A wracając do tematu sesji egzaminacyjnej… Dziś miałem pierwszy egzamin z International Business Policy – jakoś to poszło, ale daleki jestem od zadowolenia… Zobaczymy jaka będzie ocena. Z mojej perspektywy był to najtrudniejszy egzamin, ponieważ materia jest, jak dla mnie, mało konkretna :/ W przyszłym tygodniu Managerial Accounting i na kilka godzin przed odlotem International Economy…
Dziękuję za szeroki odzew i wszystkie miłe słowa związane z artykułem o Zonie na Onecie :)
* (ang.) leniwe ciasto – bardzo proste i szybkie do przyrządzenia.
qźwa - Polaków to można z daleka rozpoznać po plecakach;)Zawsze jakieś takie na maksa wypchane!W Alpach krzyzacy i inne nacje wchodzą z 40 litrowymi plecakami, na lekko, ale Polaka to z kilometra poznasz bo ma mega wyjebawszy plecak gdyby każdą górkę chciał oblegać przez miesiąc.
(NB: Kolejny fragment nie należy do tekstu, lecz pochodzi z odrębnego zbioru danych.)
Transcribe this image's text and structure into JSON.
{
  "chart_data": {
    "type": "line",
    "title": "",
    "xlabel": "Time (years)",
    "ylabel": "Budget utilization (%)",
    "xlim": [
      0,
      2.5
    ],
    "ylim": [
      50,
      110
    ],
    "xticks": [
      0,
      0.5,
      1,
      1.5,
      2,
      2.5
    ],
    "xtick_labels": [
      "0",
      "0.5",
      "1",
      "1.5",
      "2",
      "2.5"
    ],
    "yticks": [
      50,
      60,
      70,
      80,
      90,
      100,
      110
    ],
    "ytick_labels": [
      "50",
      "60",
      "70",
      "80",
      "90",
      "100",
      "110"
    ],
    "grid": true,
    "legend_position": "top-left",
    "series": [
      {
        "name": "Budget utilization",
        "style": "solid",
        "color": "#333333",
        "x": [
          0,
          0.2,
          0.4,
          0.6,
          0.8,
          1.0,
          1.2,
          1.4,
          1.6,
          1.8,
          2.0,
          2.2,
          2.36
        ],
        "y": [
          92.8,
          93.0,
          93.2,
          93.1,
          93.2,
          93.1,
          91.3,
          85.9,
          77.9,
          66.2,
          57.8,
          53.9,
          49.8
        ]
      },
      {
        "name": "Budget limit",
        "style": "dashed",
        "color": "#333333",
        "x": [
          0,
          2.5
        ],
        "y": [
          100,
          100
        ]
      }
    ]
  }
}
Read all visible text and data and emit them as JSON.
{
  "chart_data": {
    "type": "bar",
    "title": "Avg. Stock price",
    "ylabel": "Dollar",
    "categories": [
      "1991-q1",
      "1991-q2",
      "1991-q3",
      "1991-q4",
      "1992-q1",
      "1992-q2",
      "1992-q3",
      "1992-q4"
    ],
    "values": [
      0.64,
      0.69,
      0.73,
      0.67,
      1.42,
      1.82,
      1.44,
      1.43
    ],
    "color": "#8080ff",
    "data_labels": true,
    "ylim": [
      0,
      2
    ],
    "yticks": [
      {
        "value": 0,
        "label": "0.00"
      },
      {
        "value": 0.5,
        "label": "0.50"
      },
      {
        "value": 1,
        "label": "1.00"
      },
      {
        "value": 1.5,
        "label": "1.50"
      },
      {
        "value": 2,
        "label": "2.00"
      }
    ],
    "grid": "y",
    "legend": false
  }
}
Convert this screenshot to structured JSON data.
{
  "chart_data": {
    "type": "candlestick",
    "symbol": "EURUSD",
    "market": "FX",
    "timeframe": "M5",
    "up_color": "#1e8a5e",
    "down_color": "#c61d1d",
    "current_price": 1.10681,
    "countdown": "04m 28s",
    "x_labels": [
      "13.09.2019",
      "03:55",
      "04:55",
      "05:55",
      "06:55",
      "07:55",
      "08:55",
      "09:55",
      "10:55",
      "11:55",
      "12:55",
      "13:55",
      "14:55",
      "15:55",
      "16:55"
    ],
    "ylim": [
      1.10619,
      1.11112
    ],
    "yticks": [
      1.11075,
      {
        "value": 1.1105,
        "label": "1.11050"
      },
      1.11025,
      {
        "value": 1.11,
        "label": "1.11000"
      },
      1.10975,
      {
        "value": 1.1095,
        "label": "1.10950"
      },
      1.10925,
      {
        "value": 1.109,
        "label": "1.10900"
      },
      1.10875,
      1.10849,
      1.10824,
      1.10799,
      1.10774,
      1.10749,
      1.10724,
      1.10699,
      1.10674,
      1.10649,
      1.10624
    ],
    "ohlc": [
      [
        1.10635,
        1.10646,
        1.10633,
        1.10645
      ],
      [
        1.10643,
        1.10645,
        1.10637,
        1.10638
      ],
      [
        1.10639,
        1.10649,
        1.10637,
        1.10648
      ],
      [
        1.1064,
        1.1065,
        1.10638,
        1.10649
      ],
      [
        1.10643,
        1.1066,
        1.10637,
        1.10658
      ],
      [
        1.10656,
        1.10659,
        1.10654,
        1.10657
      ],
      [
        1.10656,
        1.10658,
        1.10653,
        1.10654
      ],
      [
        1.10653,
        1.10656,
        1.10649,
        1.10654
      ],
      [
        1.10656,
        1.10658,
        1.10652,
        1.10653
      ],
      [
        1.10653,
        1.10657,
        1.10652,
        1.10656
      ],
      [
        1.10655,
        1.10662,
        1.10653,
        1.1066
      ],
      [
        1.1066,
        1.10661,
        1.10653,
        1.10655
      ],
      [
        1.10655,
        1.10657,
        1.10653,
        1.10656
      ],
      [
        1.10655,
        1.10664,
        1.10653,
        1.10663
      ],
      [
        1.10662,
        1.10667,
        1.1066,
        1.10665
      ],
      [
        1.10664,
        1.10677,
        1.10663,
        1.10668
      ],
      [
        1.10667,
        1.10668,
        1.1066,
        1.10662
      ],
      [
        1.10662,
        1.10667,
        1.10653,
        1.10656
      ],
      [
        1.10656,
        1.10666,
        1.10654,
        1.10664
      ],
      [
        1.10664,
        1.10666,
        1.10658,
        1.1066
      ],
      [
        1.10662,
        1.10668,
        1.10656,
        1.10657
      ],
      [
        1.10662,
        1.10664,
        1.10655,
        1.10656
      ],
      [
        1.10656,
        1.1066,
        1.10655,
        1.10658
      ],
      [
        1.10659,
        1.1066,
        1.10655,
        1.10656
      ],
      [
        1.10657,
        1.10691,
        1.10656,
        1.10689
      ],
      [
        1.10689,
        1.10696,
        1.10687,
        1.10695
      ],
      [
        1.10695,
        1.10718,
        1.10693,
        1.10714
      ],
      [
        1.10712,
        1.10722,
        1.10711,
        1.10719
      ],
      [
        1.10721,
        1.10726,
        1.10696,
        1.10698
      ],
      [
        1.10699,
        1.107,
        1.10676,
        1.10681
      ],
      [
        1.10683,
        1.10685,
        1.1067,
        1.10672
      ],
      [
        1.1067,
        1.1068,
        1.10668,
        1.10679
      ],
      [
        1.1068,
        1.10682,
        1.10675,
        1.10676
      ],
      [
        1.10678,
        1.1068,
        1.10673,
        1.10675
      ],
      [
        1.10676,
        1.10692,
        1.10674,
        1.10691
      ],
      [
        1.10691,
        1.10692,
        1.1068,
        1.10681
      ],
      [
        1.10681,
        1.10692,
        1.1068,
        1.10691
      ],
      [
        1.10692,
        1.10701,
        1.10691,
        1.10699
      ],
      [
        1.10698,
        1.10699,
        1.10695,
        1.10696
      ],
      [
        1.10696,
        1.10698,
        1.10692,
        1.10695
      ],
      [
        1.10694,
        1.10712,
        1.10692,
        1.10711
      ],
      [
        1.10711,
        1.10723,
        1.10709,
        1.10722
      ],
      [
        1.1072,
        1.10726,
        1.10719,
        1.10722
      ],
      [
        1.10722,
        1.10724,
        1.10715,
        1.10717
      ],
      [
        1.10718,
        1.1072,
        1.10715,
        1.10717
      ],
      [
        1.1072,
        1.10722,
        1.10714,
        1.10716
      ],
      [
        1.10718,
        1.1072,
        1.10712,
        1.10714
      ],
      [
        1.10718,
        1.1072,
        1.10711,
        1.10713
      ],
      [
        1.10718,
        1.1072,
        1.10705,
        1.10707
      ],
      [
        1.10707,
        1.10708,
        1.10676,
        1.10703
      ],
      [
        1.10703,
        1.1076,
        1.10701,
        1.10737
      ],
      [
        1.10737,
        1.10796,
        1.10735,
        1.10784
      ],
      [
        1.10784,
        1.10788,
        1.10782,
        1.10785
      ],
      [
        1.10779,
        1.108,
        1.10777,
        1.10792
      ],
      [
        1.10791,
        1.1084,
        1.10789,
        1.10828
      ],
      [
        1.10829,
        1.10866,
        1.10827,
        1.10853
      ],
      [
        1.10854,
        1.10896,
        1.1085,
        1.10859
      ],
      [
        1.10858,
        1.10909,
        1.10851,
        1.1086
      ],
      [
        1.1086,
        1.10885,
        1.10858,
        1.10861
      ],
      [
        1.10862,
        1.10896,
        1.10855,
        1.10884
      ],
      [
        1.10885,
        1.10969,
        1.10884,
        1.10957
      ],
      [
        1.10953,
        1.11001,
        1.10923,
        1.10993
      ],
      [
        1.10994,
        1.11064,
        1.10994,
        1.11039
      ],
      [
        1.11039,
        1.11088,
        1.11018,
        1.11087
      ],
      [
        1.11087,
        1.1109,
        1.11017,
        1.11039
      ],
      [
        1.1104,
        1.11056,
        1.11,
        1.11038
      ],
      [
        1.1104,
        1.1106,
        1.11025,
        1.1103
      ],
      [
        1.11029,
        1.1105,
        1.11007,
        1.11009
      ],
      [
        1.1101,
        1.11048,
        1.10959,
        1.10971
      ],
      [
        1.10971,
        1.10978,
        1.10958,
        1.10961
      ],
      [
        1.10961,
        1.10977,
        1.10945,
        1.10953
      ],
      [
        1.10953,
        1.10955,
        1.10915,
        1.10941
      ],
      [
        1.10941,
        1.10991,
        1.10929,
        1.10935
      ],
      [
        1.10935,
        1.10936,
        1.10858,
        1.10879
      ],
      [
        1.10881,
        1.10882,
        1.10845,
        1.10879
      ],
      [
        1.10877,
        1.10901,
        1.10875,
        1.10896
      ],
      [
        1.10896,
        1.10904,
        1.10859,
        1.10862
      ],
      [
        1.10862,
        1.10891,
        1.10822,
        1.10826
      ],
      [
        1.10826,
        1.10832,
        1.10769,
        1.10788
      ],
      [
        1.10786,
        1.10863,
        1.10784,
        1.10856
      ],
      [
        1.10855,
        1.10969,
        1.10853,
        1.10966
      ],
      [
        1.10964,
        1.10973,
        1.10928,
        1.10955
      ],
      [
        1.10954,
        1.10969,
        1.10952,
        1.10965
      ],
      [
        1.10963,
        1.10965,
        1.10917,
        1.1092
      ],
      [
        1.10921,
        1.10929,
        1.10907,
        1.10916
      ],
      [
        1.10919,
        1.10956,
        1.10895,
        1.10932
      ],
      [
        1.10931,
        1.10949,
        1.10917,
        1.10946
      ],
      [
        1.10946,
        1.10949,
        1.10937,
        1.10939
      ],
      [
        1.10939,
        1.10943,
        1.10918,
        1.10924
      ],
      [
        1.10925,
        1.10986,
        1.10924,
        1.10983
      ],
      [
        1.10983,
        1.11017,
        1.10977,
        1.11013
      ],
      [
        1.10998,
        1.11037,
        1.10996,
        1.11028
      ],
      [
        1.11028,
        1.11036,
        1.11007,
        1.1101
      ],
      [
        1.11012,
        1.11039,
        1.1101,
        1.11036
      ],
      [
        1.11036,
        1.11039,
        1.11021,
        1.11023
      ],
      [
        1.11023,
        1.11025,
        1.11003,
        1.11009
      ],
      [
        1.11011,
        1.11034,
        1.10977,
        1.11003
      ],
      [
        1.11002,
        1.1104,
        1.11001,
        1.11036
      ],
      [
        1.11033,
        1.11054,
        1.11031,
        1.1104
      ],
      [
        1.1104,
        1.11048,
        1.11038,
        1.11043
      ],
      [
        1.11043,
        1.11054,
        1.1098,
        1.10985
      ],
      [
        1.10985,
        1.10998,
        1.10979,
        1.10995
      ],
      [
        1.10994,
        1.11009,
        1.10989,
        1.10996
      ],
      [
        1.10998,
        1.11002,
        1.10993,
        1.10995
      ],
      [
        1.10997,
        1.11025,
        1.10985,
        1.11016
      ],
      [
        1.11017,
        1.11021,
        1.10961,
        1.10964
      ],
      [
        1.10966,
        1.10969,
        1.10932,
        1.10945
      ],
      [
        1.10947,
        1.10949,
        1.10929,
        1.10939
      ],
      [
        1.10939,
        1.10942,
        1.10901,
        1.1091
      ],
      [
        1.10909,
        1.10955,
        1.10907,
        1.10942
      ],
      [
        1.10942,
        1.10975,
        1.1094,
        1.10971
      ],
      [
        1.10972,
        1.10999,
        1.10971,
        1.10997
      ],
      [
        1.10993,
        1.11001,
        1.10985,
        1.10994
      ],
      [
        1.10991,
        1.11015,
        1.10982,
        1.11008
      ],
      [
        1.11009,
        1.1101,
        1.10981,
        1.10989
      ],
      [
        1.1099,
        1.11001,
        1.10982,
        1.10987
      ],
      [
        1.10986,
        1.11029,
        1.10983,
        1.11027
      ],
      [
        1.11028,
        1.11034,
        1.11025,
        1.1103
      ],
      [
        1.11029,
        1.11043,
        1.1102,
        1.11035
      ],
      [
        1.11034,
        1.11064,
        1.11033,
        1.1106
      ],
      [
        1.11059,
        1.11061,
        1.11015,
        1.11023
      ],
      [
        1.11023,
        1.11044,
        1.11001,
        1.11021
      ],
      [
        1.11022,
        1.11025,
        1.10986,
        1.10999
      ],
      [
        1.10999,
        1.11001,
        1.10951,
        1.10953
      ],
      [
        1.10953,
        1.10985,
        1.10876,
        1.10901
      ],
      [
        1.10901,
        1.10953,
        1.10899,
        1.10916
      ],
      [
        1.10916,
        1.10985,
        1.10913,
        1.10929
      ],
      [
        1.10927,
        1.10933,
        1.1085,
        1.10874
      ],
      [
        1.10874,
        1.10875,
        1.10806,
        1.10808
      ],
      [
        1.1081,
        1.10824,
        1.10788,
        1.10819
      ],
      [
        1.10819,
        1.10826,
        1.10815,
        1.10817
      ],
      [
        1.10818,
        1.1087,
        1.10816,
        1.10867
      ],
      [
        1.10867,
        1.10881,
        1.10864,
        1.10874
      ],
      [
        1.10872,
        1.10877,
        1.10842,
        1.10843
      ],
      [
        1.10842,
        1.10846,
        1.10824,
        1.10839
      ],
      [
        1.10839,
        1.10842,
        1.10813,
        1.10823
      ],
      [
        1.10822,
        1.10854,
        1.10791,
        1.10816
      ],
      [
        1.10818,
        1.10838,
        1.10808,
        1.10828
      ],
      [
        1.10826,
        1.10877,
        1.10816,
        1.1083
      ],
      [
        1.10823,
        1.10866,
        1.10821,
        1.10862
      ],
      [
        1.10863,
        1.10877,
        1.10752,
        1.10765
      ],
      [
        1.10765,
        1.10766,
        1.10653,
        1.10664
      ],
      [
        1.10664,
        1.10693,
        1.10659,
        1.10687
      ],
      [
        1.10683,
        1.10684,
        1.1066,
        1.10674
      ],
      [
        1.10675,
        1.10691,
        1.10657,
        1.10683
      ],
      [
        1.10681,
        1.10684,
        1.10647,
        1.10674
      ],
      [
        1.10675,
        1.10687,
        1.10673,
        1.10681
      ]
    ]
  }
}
A często jest tak że się dzwiga jakieś zbędne pierdoły a zapomina najważniejszych;)Ehh, ta polska mentalność - damn!
OdpowiedzUsuńeee... nic to przy rosyjskich turystach - bez żadnych gore-tex'ów, lecz z nieodłącznym kilogramowym primusem i zapasem benzyny na dwa tygodnie oraz toporkiem za pazuchą :) Plecak 200l - nie mniejszy :) To jest hc!
OdpowiedzUsuńno to miłej podróży na Ojczyzny łono! i jeszcze milszego pobytu;) do zob!